Trains.com

Strasburg caught hauling freight! Oh my!

Posted by Jim Wrinn
on Tuesday, January 26, 2010

Strasburg hauling freightIn choosing pictures for Trains magazine’s April 2010 preservation section, I couldn’t help to select one of Pennsylvania’s Strasburg Rail Road doing something so un-Strasburg like as to shock readers who land on page 87: hauling freight. The Strasburg, of course, is the east’s ever-popular tourist railroad in Lancaster County’s Amish country. Close to 400,000 take the short (4.1 miles between East Strasburg and the run around track at Lehman Place, also known as Paradise) ride, much of it through gloriously unspoiled cornfields, where Amish farmers still plow using the live version of horse power. Think Strasburg and you think of 2-10-0 No. 90 with a string of wooden coaches behind her drawbar and thousand of happy tourists in the seats soaking in the sounds of steam, the scent of coal soot and rich earth, and not so much as the first hint of industry to intrude on it all.
 
But then I’m forgetting that if you go looking for the Strasburg under tourist railroads and museums in the Pocket List of Railroad Officials, you wont’ find the railroad there. It’s still listed under freight railroads. And I’m also neglecting one of the most important aspects of the Strasburg: It’s run by folks who love steam, who love history, but are also folks who also love to stay in business and know that tomorrow the Strasburg will be there, and if hauling freight pays bills, they’ll do it.
 
So the railroad’s re-entry into freight last month is no fluke, says the railroad’s Stephen Weaver.
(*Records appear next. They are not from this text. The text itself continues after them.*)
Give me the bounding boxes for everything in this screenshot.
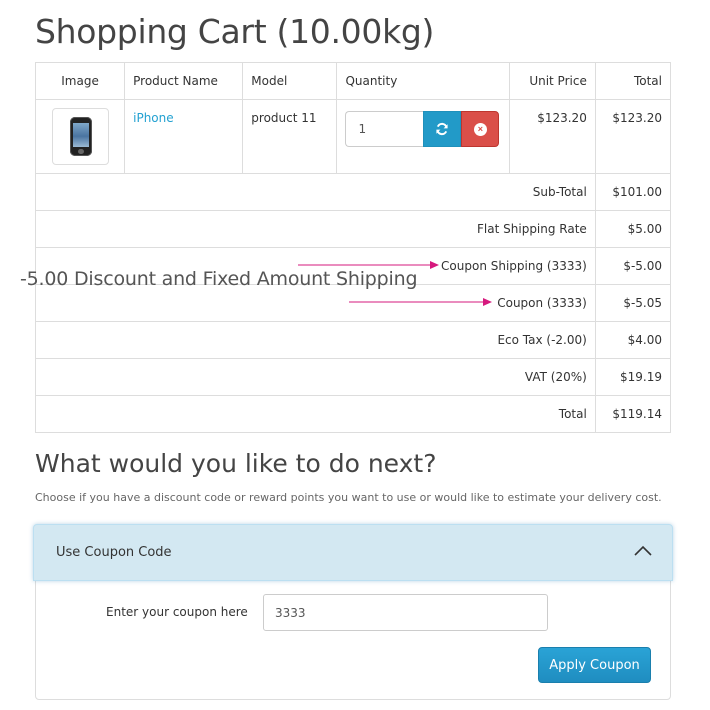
column-header-model: Model (242, 62, 338, 100)
annotation-arrow-icon (349, 298, 492, 306)
phone-icon (69, 117, 92, 156)
annotation-arrow-icon (298, 261, 439, 269)
cart-table: Image Product Name Model Quantity Unit P… (34, 62, 672, 433)
summary-label: Flat Shipping Rate (35, 210, 596, 248)
summary-label: Eco Tax (-2.00) (35, 321, 596, 359)
section-description: Choose if you have a discount code or re… (35, 491, 662, 504)
item-image-cell (34, 99, 126, 174)
item-name-cell: iPhone (124, 99, 244, 174)
product-link[interactable]: iPhone (133, 111, 174, 125)
summary-row-eco-tax: Eco Tax (-2.00) $4.00 (35, 321, 672, 359)
summary-label: Total (35, 395, 596, 433)
summary-value: $101.00 (594, 173, 672, 211)
coupon-field-label: Enter your coupon here (106, 605, 248, 619)
page-title: Shopping Cart (10.00kg) (35, 12, 435, 51)
item-unit-price: $123.20 (508, 99, 596, 174)
summary-value: $19.19 (594, 358, 672, 396)
coupon-panel-heading[interactable]: Use Coupon Code (33, 524, 673, 581)
summary-label: Sub-Total (35, 173, 596, 211)
summary-row-sub-total: Sub-Total $101.00 (35, 173, 672, 211)
coupon-input[interactable] (263, 594, 548, 631)
column-header-image: Image (34, 62, 126, 100)
remove-icon: × (473, 122, 487, 136)
summary-row-flat-shipping: Flat Shipping Rate $5.00 (35, 210, 672, 248)
summary-label: VAT (20%) (35, 358, 596, 396)
summary-value: $-5.00 (594, 247, 672, 285)
coupon-panel-title: Use Coupon Code (56, 545, 172, 560)
column-header-total: Total (594, 62, 672, 100)
annotation-text: -5.00 Discount and Fixed Amount Shipping (20, 268, 418, 290)
remove-button[interactable]: × (461, 111, 500, 147)
quantity-group: × (345, 111, 500, 147)
item-model: product 11 (242, 99, 338, 174)
summary-value: $-5.05 (594, 284, 672, 322)
summary-value: $119.14 (594, 395, 672, 433)
update-button[interactable] (423, 111, 462, 147)
refresh-icon (436, 122, 449, 136)
cart-header-row: Image Product Name Model Quantity Unit P… (34, 62, 672, 100)
chevron-up-icon[interactable] (634, 545, 652, 557)
apply-coupon-button[interactable]: Apply Coupon (538, 647, 651, 683)
section-title: What would you like to do next? (35, 449, 437, 478)
summary-value: $5.00 (594, 210, 672, 248)
quantity-input[interactable] (345, 111, 424, 147)
summary-row-vat: VAT (20%) $19.19 (35, 358, 672, 396)
coupon-panel: Use Coupon Code Enter your coupon here A… (33, 524, 673, 700)
cart-item-row: iPhone product 11 × (34, 99, 672, 174)
column-header-quantity: Quantity (336, 62, 510, 100)
item-total: $123.20 (594, 99, 672, 174)
column-header-product-name: Product Name (124, 62, 244, 100)
summary-label: Coupon (3333) (35, 284, 596, 322)
iphone-thumbnail[interactable] (51, 108, 109, 165)
column-header-unit-price: Unit Price (508, 62, 596, 100)
summary-row-total: Total $119.14 (35, 395, 672, 433)
summary-value: $4.00 (594, 321, 672, 359)
item-quantity-cell: × (336, 99, 510, 174)
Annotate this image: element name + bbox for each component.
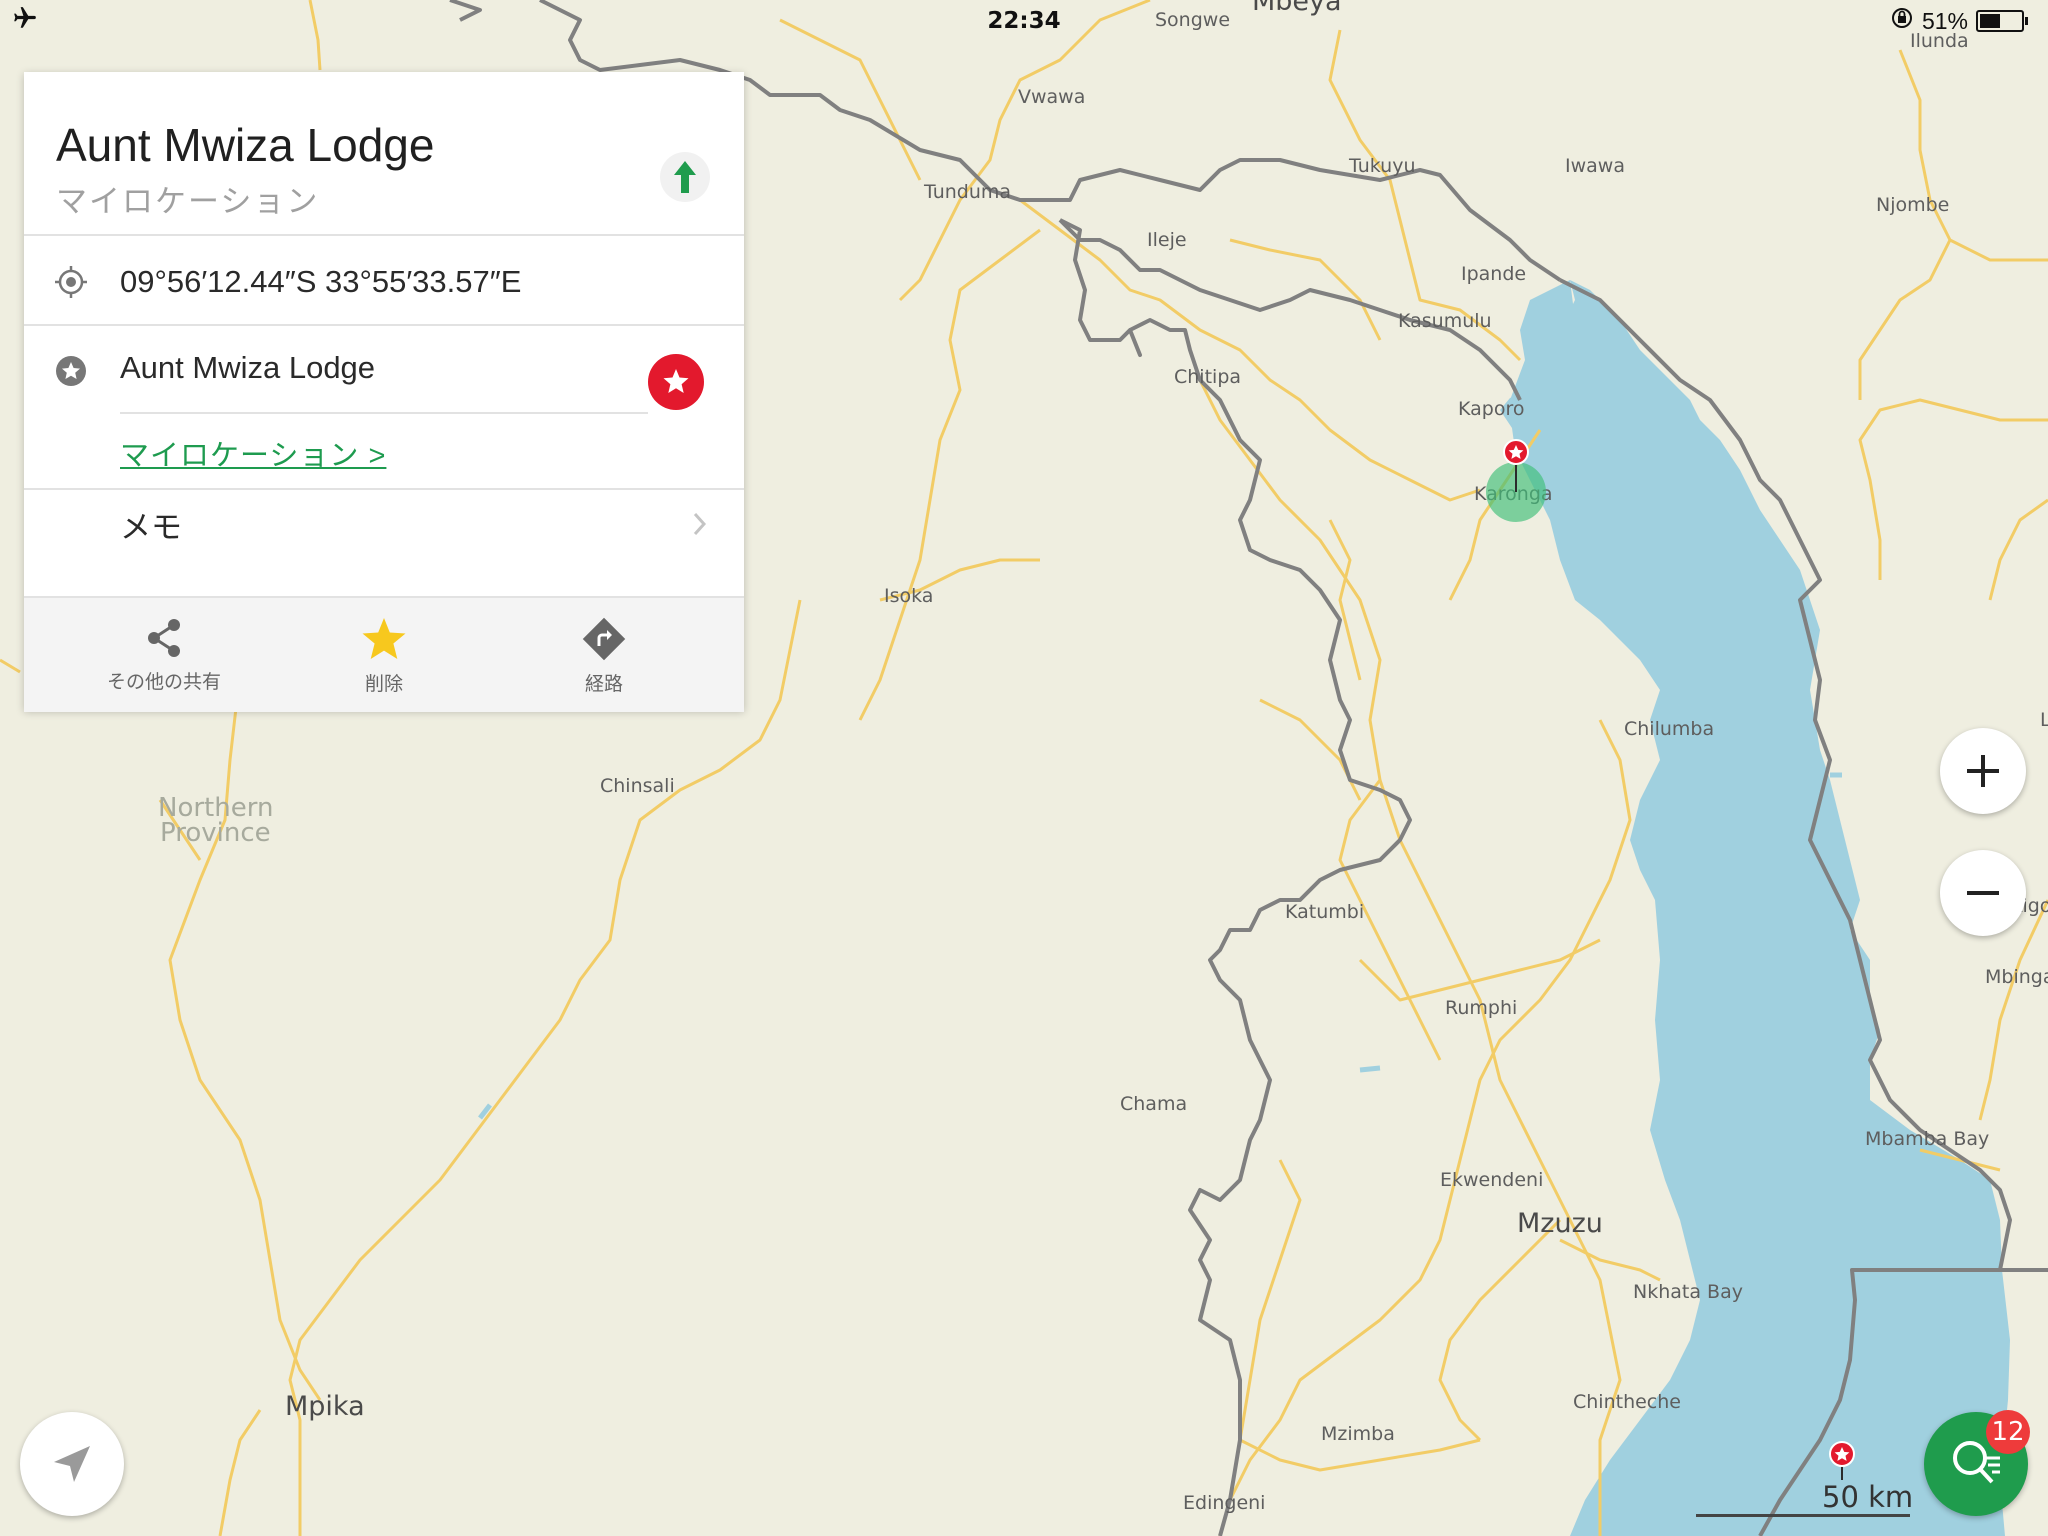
map-label-ipande: Ipande <box>1461 263 1526 285</box>
place-card: Aunt Mwiza Lodge マイロケーション 09°56′12.44″S … <box>24 72 744 712</box>
share-icon <box>148 619 180 657</box>
zoom-out-button[interactable] <box>1940 850 2026 936</box>
map-label-mzuzu: Mzuzu <box>1517 1208 1603 1239</box>
route-label: 経路 <box>584 674 623 695</box>
map-label-njombe: Njombe <box>1876 194 1949 216</box>
map-label-katumbi: Katumbi <box>1285 901 1364 923</box>
map-label-chintheche: Chintheche <box>1573 1391 1681 1413</box>
share-button[interactable]: その他の共有 <box>64 616 264 694</box>
divider <box>120 412 648 414</box>
map-label-mbinga: Mbinga <box>1985 966 2048 988</box>
my-location-button[interactable] <box>20 1412 124 1516</box>
direction-arrow-button[interactable] <box>660 152 710 202</box>
coordinates-text[interactable]: 09°56′12.44″S 33°55′33.57″E <box>120 264 521 300</box>
rotation-lock-icon <box>1890 6 1914 36</box>
results-count-badge: 12 <box>1986 1410 2030 1454</box>
map-label-iwawa: Iwawa <box>1565 155 1625 177</box>
divider <box>24 488 744 490</box>
bookmark-star-icon <box>54 354 88 393</box>
chevron-right-icon <box>692 510 708 543</box>
map-label-tunduma: Tunduma <box>923 181 1011 203</box>
map-label-edingeni: Edingeni <box>1183 1492 1265 1514</box>
bookmark-pin-karonga <box>1503 439 1529 465</box>
map-label-vwawa: Vwawa <box>1018 86 1085 108</box>
divider <box>24 324 744 326</box>
share-label: その他の共有 <box>106 672 221 693</box>
map-label-nkhata-bay: Nkhata Bay <box>1633 1281 1743 1303</box>
map-label-ekwendeni: Ekwendeni <box>1440 1169 1543 1191</box>
map-label-chilumba: Chilumba <box>1624 718 1714 740</box>
map-label-l-edge: L <box>2040 709 2048 731</box>
map-label-mbamba-bay: Mbamba Bay <box>1865 1128 1989 1150</box>
delete-label: 削除 <box>364 674 403 695</box>
map-label-tukuyu: Tukuyu <box>1348 155 1416 177</box>
status-bar: 22:34 51% <box>0 0 2048 40</box>
place-subtitle: マイロケーション <box>56 184 320 219</box>
status-time: 22:34 <box>987 8 1061 34</box>
map-label-mzimba: Mzimba <box>1321 1423 1395 1445</box>
place-title: Aunt Mwiza Lodge <box>56 119 435 171</box>
star-icon <box>362 618 406 659</box>
battery-percent: 51% <box>1921 7 1968 34</box>
bookmark-category-link[interactable]: マイロケーション > <box>120 432 386 474</box>
crosshair-icon <box>54 265 88 304</box>
map-label-rumphi: Rumphi <box>1445 997 1517 1019</box>
map-label-chitipa: Chitipa <box>1174 366 1241 388</box>
map-scale-bar <box>1696 1514 1910 1517</box>
bookmark-color-button[interactable] <box>648 354 704 410</box>
route-icon <box>582 617 626 661</box>
delete-bookmark-button[interactable]: 削除 <box>284 616 484 696</box>
zoom-in-button[interactable] <box>1940 728 2026 814</box>
arrow-up-icon <box>674 161 696 193</box>
map-label-chama: Chama <box>1120 1093 1187 1115</box>
map-scale-label: 50 km <box>1822 1480 1914 1514</box>
star-icon <box>663 369 689 393</box>
plus-icon <box>1967 755 1999 787</box>
location-arrow-icon <box>54 1446 90 1482</box>
map-label-isoka: Isoka <box>884 585 933 607</box>
map-label-kaporo: Kaporo <box>1458 398 1524 420</box>
divider <box>24 234 744 236</box>
route-button[interactable]: 経路 <box>504 616 704 696</box>
map-label-mpika: Mpika <box>285 1391 365 1422</box>
map-label-ileje: Ileje <box>1147 229 1187 251</box>
map-label-province: Province <box>160 818 271 848</box>
bookmark-name-field[interactable]: Aunt Mwiza Lodge <box>120 350 375 386</box>
minus-icon <box>1967 891 1999 895</box>
battery-icon <box>1976 10 2028 32</box>
memo-row[interactable]: メモ <box>120 502 182 547</box>
map-label-kasumulu: Kasumulu <box>1398 310 1492 332</box>
action-bar: その他の共有 削除 経路 <box>24 596 744 712</box>
map-label-chinsali: Chinsali <box>600 775 675 797</box>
Before the recession came along, the Strasburg was looking for ways to better use its railroad, and freight traffic, dormant since February 2006, was one answer.  
 
“Starting last February, I was assigned to aggressively market the railroad's potential as a freight terminal,” Weaver says. “All of this, of course, had to be done in a way that would not unduly affect the character of the East Strasburg terminal.  We found out what was moving in and out of Lancaster County, and then set about to capture some of that business.  Agriculture, with its constant demands seemed safer than the boom and bust cycles of the larger economy, so we focused on ag.”
 
Says, Weaver:  “We are taking the posture of your friendly, neighborhood freight agent.  I make the rounds of customers and local businesses, seeing if there is any way we can save them money through shipping by rail.”
 
Actually, what at first glance is out of character for the Strasburg is very much in line with what we’ve come to expect from this crew: Staying in business. So if on your next visit you run up on SW8 No. 8616 in a New York Central-inspired scheme, don’t be alarmed. It really is the Strasburg, still, as they slogan says, “on the road to Paradise.”